One night, they discover that their thirteen-mile finder cord has been carefully rolled up, leaving them lost. And things get worse. Monster is missing. Panic and arguments break out, but the boys decide to keep moving toward the coast. They now see it as their only hope for finding a way out. At the same time, Bob King becomes sure they are being followed. He sets a trap and catches their stalker: a frail, blind old man named Crazy Carl. Carl is a hermit who has lived in the caves for years. He rambles about being chased by the old wreckers. He is more than half-mad, but he knows the cave system and agrees to help guide the boys toward an exit.

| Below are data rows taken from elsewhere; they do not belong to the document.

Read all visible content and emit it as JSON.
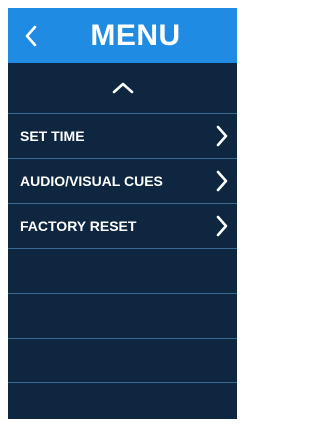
{
  "header": {
    "title": "MENU",
    "back_icon": "chevron-left-icon",
    "background_color": "#1f8be2"
  },
  "scroll_up_icon": "chevron-up-icon",
  "menu": {
    "background_color": "#0e2640",
    "divider_color": "#3a6a94",
    "items": [
      {
        "label": "SET TIME",
        "icon": "chevron-right-icon"
      },
      {
        "label": "AUDIO/VISUAL CUES",
        "icon": "chevron-right-icon"
      },
      {
        "label": "FACTORY RESET",
        "icon": "chevron-right-icon"
      },
      {
        "label": ""
      },
      {
        "label": ""
      },
      {
        "label": ""
      }
    ]
  }
}
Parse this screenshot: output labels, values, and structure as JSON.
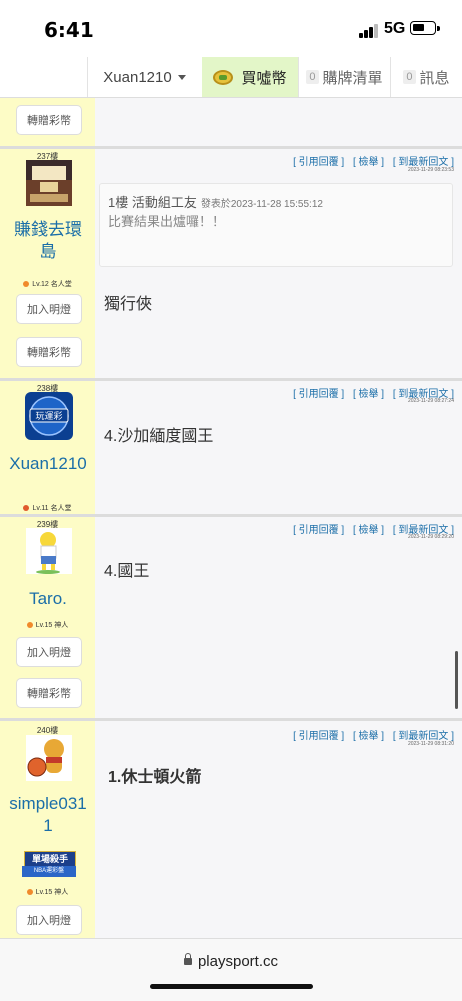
{
  "status": {
    "time": "6:41",
    "network": "5G"
  },
  "nav": {
    "user": "Xuan1210",
    "buy": "買噓幣",
    "cart_count": "0",
    "cart": "購牌清單",
    "msg_count": "0",
    "msg": "訊息"
  },
  "buttons": {
    "light": "加入明燈",
    "gift": "轉贈彩幣"
  },
  "actions": {
    "quote": "[ 引用回覆 ]",
    "report": "[ 檢舉 ]",
    "latest": "[ 到最新回文 ]"
  },
  "posts": [
    {
      "floor": "237樓",
      "user": "賺錢去環島",
      "level": "Lv.12 名人堂",
      "time": "2023-11-29 08:23:53",
      "quote_head": "1樓 活動組工友",
      "quote_meta": "發表於2023-11-28 15:55:12",
      "quote_body": "比賽結果出爐囉！！",
      "text": "獨行俠"
    },
    {
      "floor": "238樓",
      "user": "Xuan1210",
      "level": "Lv.11 名人堂",
      "time": "2023-11-29 08:27:24",
      "text": "4.沙加緬度國王"
    },
    {
      "floor": "239樓",
      "user": "Taro.",
      "level": "Lv.15 神人",
      "time": "2023-11-29 08:29:20",
      "text": "4.國王"
    },
    {
      "floor": "240樓",
      "user": "simple0311",
      "level": "Lv.15 神人",
      "badge_title": "單場殺手",
      "badge_sub": "NBA運彩盤",
      "time": "2023-11-29 08:31:20",
      "text": "1.休士頓火箭"
    }
  ],
  "url": "playsport.cc"
}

As they near the ocean passages, the hopeful mood is shattered by gunfire. Armed men guard the exit. Bob King receives a bullet injury in the ambush. The attack triggers Carl’s memory: the wreckers are not figures of legend but modern-day criminals using the caves to hide their activities. Trapped between the gunmen and impassable tunnels, the boys barricade themselves and tend to Bob's wound. In a desperate move, Bill Hoe, Crazy Carl, and Monster slip away into the darkness on a mission to find another way out or confront their enemies. And that is it. Lafferty abandoned it. But he did not stop thinking about caves.


To me, this reaches its fullest expression in the Penandrew brothers, and in John Penandrew’s compelling arc in In a Green Tree. Little David can be overwhelmed by cave-like spaces. His psychological weakness is revealed most clearly in his breakdown at the deep Brick Pit. John, by contrast, is perhaps a little too at home in the underworld. He creates his own secret club-cave and even places David’s ghost inside it. All of this foreshadows the later strangeness of John and the eerie events at Harrow Street, a place readers know from “The All-At-Once Man,” but which also figures in the In a Green Tree material. Harrow House is itself a mysterious cave, with strange specifications. Whereas early in In a Green Tree David looks to be the Penandrew brother who is willingly contained by the cave, with John appearing completely in control, this changes. By the end of the series, things are far more complicated. Long before any of that came about there were happier days. Let’s end with them:


And John's cave was the only one in the neighborhood that had a genuine ghost in it. This was the ghost of David Penandrew, John's dead brother. David's ghost was said to be quite at his ease in that cave, though quite nervous on his rare appearances in other places. John had telephones in the cave, and a telephone in the attic of the house, and one deep in the walls somewhere. One calling those phones would get some strange and spooky answers. It seemed to be an old crazy man who answered the phone in the attic. He said that he had been a prisoner up there for many years. And it was some species of animal that always answered the phone that was within the walls of the house.